Nine Entertainment Co today held its Annual General Meeting in Sydney.

The company’s CEO Hugh Marks has provided shareholders with a current trading update and its outlook for FY2020:

The prevailing weakness in consumer sentiment in Australia has manifested itself in weak trading conditions for many consumer facing businesses, and general softness in the overall advertising market. Advertising from pretty much every major advertising category was weak in the September quarter particularly from auto, Government, domestic banks and gambling. And whilst our business has become much less subject to the vagaries of the ad market, this weakness has of course, impacted.

Specifically – for the first quarter, while Nine’s Metro Free To Air business achieved a leading revenue share of 39.8%, the market was down by 6.4% on last year…pretty much in line with the overall ad market.
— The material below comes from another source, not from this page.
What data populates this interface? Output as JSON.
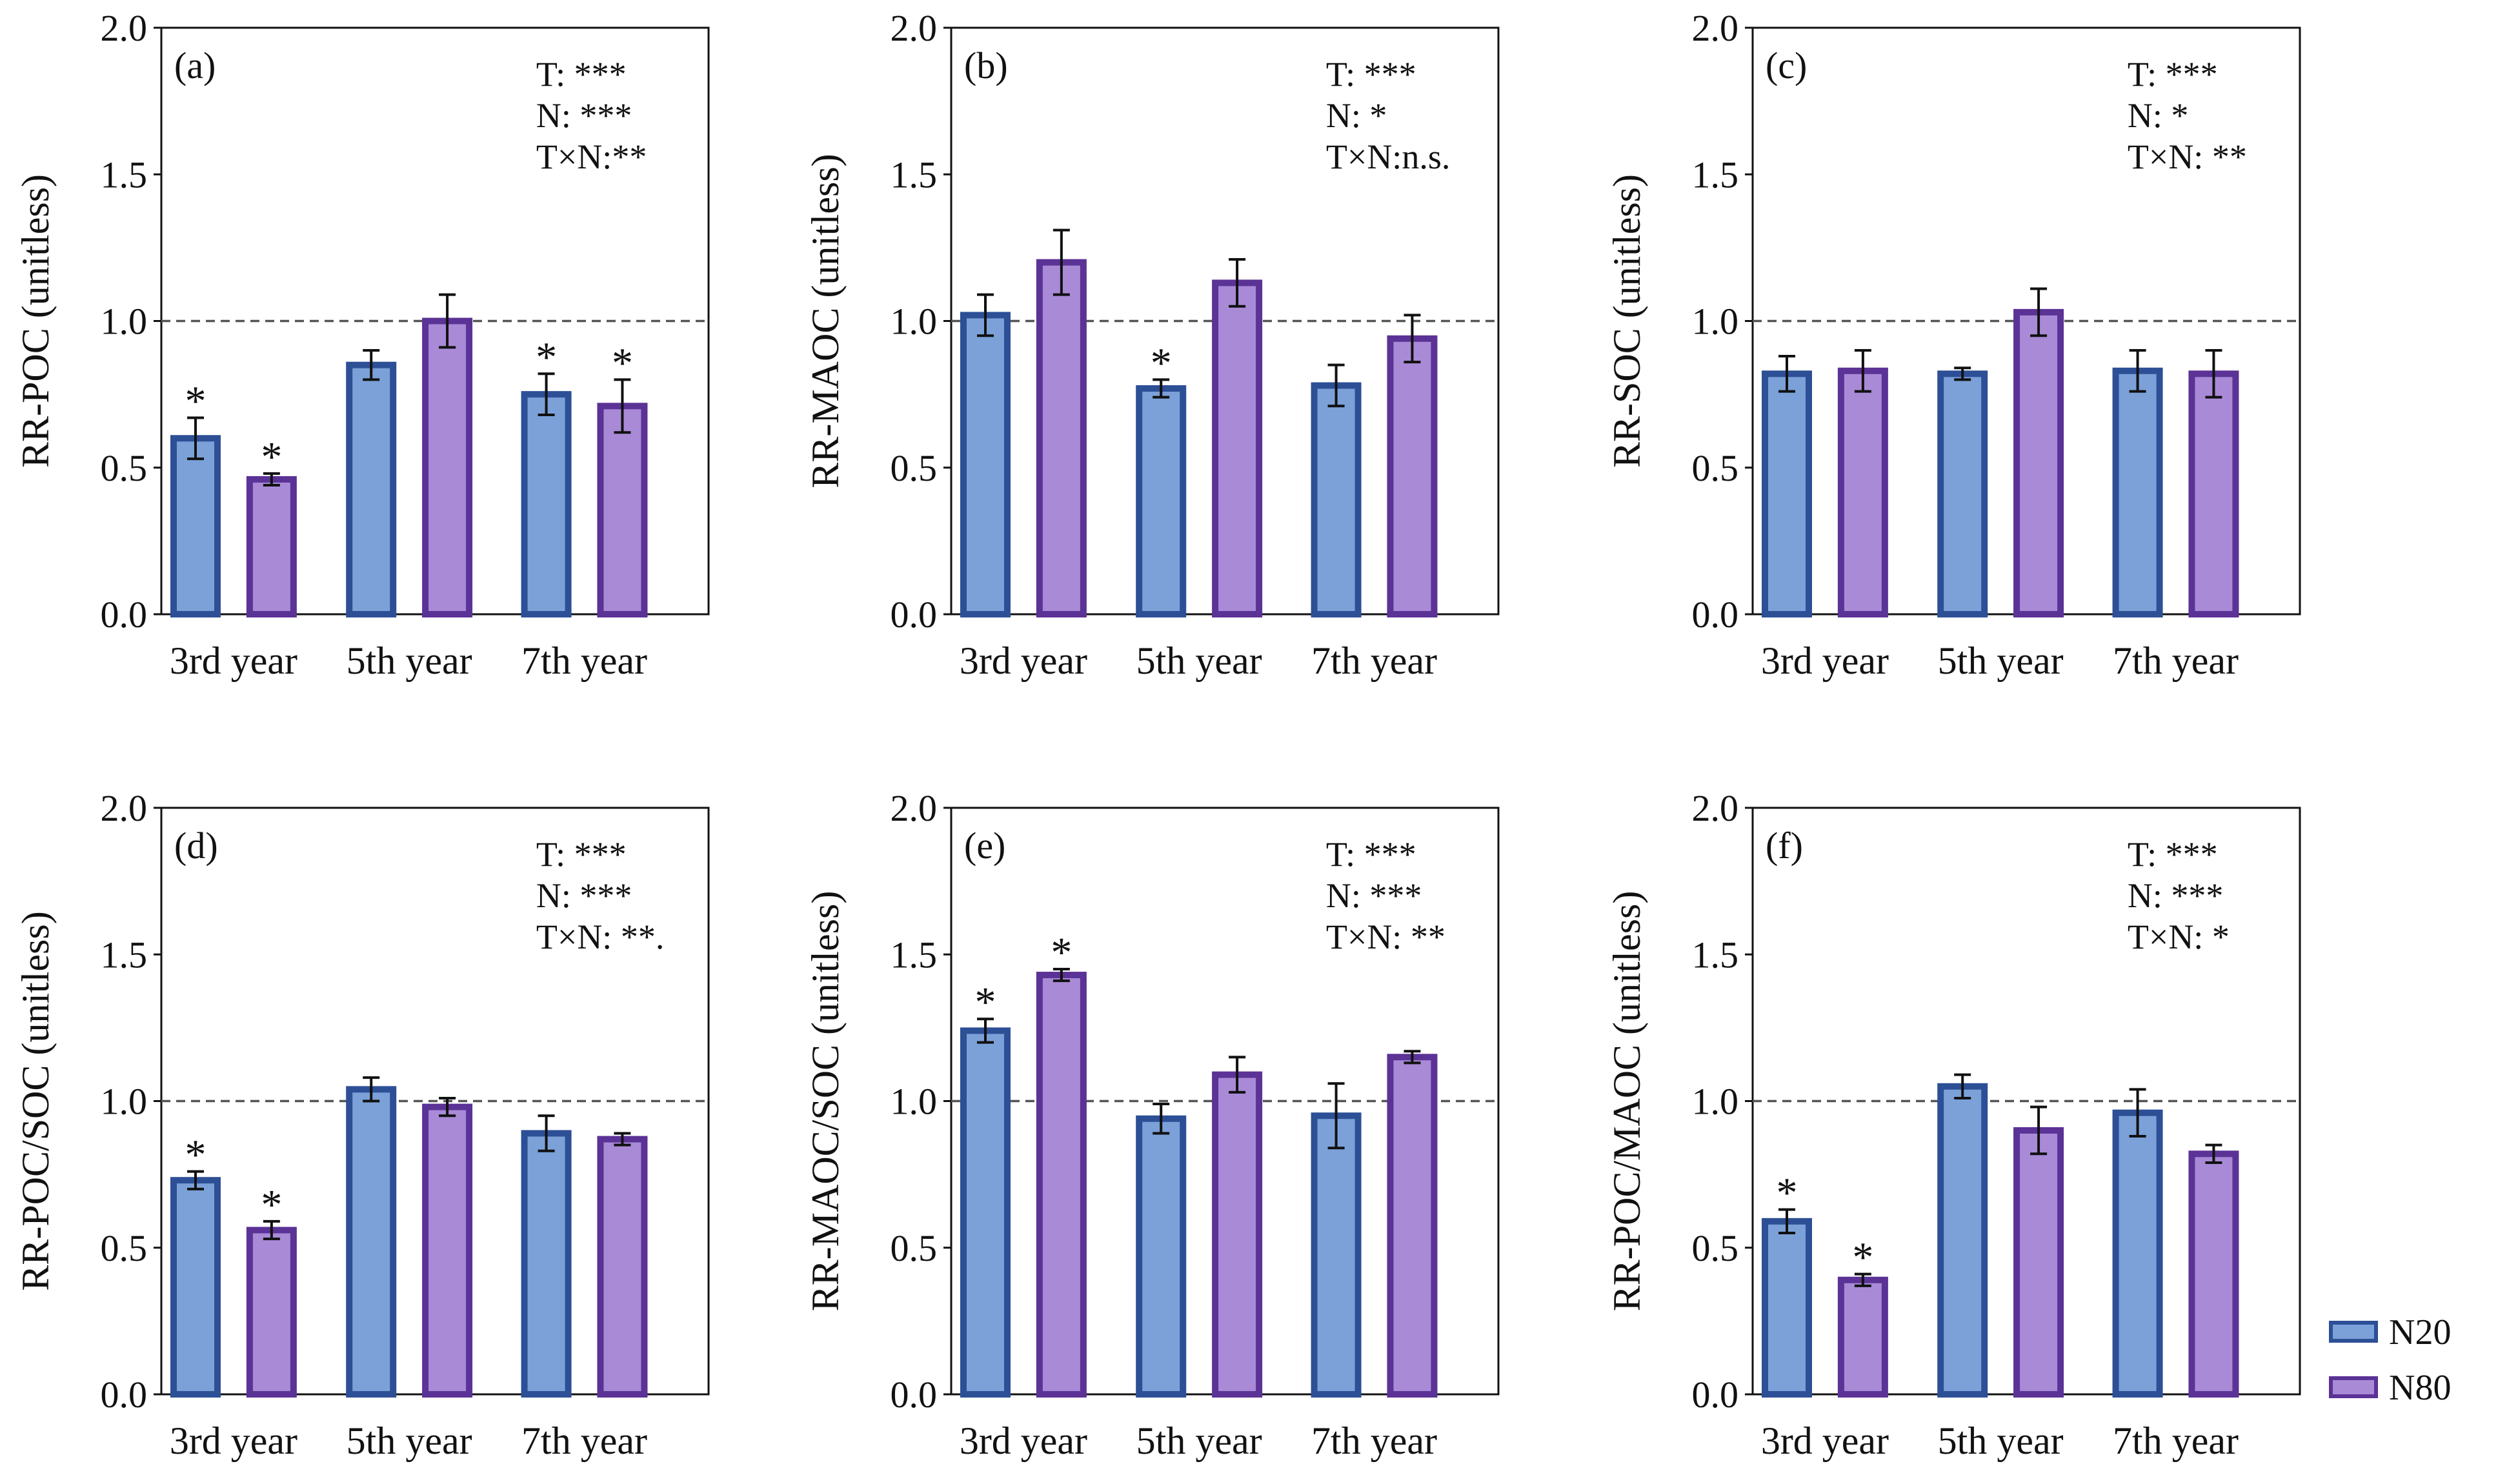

Early signs of an improvement in Q2, given a broadly flat September, have unfortunately dissipated in recent weeks. The FTA market in the second quarter looks like being down by at least as much as Q1 – we now expect the market to decline by mid-single digits across the full financial year. We remain confident about share gain through the second half on the back of our audience performance earlier this calendar year, and will be working hard to soften the impact of the weak start to the year. FTA costs are now expected to be 2.5% higher as opposed to the 4% we guided to earlier in the year.

Radio has experienced similarly soft market conditions in the current half exacerbated for Macquarie by the advertiser boycott around the Alan Jones’ program on 2GB. We are confident that full ownership by Nine from November will underpin improved performance, both in terms of reduced costs and the potential for incremental revenue on a medium-term basis. Integration work is well progressed and we are now operating under a new consolidated structure.

There are clear green shoots in the housing market in Australia, in terms of data points like house prices and auction clearance rates.

However, as Domain highlighted at its AGM yesterday, trading in FY20 to date remains challenging, albeit with some improvement on the trends experienced in Q4 FY19. The Group continues to selectively invest in growth initiatives, supported by ongoing cost discipline.

In Digital and Publishing, revenue momentum has built into Q2 across both 9Now and Digital advertising, with improving results from display and short form video in accordance with our strategy. The BVOD market grew by 34% in the September quarter and 9Now’s share remains just below 50%. And in Metro Media, we have continued to gain share across both print and digital mast-heads and further benefited from merger synergies.

In Stan, subscriber momentum has continued through the current period and the business is performing ahead of expectations on all metrics, including profitability and cashflow. Stan has an increasingly entrenched market position and will continue to grow as both international content supply, and consumer demand for that content expand further.

There was always going to be a shift in earnings contribution in this financial year due to timing issues, particularly the one-off costs in the TV business – however, the current advertising market conditions will mean that our first half result is now expected to be approx. 10% down on pcp.

Notwithstanding, with the expectation of growth in linear FTA share, further growth in 9Now and Stan, a pick-up in activity at Domain and early synergies from Macquarie Radio, we are expecting this shortfall to be more than made up in the second half.

For the full year therefore, premised on a Metro FTA market down mid-single digits, we are now expecting to report low single digit growth in FY20 Pro Forma Group EBITDA, pre the impact of AASB16. And for the result to be more weighted to our non-broadcast assets, consistent with our longer term strategy.